К вечеру, однако, притомились мы чуток. Тело-то, знаешь, сладко так ноет! Да и то, посуди, топориком плотницким махать – не в седле дремать. А хозяин уже бабенок своих вызвал, воды приготовил, с рушниками их чистыми рядком поставил, чтоб, значит, нам приятней умываться было, да красу на себя наводить. Ну, а потом – всех за стол, знамо дело: хлеба-мяса, лучка свежего да сладкого, редьки с медом и пирогов с рыбой – навалом. Пива с квасом – жбанами, хоть залейся. Кому покрепче хотелось – и брага добрая нашлась.
Поели, погудели, и совсем я понял, что наговорили купчишки на лопоухого хуторянина – ни злобы в нем нет, ни хитрости ни на грош. Однако ж дело до ума нужно довести, разговор договорить. Вот я и подозвал к себе хозяина, усадил рядом, да и спрашиваю строго: мол, как такое может быть, чтобы один жалобщик рассказывал о монашке, что жертвования на церкву собирал, другой – о помощи своей погорельцам, а третий и вовсе байку травил и княжьих дружинниках, что деньги у него силком забрали?
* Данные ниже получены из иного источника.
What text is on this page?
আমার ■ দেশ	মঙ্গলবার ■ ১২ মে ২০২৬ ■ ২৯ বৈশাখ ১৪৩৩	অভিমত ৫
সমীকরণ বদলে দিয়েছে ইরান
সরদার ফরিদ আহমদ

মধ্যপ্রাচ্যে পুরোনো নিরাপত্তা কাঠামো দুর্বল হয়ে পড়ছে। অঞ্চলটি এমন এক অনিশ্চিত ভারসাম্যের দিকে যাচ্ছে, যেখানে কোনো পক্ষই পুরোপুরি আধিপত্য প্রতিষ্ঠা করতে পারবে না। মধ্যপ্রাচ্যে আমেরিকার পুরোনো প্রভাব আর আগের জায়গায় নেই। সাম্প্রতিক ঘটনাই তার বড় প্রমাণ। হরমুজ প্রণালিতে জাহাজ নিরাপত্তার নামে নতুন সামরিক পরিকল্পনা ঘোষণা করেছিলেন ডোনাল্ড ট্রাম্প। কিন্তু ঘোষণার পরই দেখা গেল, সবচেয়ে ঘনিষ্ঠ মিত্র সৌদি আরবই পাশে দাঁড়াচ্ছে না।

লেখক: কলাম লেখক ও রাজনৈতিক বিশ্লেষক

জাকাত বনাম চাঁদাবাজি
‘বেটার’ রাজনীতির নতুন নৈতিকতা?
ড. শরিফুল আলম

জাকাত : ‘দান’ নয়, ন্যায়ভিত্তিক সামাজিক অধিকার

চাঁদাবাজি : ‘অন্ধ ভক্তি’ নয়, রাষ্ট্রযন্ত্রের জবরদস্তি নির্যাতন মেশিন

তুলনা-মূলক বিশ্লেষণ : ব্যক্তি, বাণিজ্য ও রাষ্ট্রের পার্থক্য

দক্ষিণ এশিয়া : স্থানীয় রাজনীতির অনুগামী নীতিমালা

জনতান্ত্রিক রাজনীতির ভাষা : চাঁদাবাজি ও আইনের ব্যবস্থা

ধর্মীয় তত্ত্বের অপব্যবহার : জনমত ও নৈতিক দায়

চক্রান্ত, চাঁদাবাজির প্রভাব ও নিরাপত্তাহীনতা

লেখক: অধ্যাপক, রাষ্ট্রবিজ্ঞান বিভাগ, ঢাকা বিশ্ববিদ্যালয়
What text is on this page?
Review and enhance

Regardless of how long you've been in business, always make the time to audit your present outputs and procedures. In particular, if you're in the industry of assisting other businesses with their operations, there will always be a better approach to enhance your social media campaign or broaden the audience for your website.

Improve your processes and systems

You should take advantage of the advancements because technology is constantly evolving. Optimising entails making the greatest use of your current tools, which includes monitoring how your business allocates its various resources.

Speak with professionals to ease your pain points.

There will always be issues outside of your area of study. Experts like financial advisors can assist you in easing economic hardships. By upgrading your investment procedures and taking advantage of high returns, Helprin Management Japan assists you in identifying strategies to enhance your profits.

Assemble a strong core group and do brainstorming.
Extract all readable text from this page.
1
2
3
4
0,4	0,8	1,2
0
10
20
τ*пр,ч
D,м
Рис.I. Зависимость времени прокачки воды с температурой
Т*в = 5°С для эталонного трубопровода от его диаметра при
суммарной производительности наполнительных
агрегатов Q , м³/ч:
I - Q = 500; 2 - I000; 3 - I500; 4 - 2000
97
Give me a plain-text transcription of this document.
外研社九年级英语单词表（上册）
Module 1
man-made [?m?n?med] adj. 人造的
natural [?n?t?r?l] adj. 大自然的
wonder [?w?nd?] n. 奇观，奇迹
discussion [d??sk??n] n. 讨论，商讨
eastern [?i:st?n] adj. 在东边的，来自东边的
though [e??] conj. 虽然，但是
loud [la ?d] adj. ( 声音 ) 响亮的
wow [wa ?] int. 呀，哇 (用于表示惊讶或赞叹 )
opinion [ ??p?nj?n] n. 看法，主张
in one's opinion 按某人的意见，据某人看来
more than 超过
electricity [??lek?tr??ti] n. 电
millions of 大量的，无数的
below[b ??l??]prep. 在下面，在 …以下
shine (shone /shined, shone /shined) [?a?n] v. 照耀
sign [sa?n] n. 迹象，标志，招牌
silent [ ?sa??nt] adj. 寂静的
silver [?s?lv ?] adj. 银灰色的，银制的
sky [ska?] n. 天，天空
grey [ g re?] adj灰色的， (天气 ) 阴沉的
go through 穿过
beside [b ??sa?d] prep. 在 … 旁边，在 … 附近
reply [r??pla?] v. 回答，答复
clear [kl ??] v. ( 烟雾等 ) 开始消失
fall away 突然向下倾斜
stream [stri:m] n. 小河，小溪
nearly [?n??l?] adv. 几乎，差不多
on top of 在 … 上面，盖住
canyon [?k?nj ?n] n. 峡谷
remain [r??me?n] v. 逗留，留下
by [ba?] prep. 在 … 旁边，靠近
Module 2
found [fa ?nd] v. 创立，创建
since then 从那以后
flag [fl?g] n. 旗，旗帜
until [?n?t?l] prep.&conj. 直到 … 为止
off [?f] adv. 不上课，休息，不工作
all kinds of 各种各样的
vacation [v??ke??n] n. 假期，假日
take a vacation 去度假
А он, значит, ну вот ни на каплю малую не задумался.
– Насчет монашка могу сказать, - отвечает. – Появлялся у нас такой, собирал гроши. Может и давали ему купцы, кто сколько мог – тому свидетелем не был, и дареные деньги не считал. Касательно погорельцев – верно тебе сказывали, мы и есть погорельцы. Да вы ж мимо пожарища верхом ехали, неужто не приметили золы да угольев? – и неподдельно так удивился, будто и впрямь не могли мы не видеть.
– Нет, - отвечаю, - ничего мы не видели, а не слепые вроде – слепых воев князь не держит, - сказал, помню, и еще пошутить хотел насчет Степана: мол, в отличие от таких тугоухих, как он. Да не обмолвился о том, передумал.
А хуторянин говорливый уже вскочил, меня за рукав тянет.
– Пойдем, покажу тебе пожарище. Его от ворот, - говорит, - видно!
Ну, встал я, пошел. А тяжело идти, хотя и недолго: полдня в седле, полдня с топором, да сытно поел, да и выпил немало – ковша три, если не четыре. Подвел меня хозяин к воротам, разомкнул их, вышел из двора и машет рукой.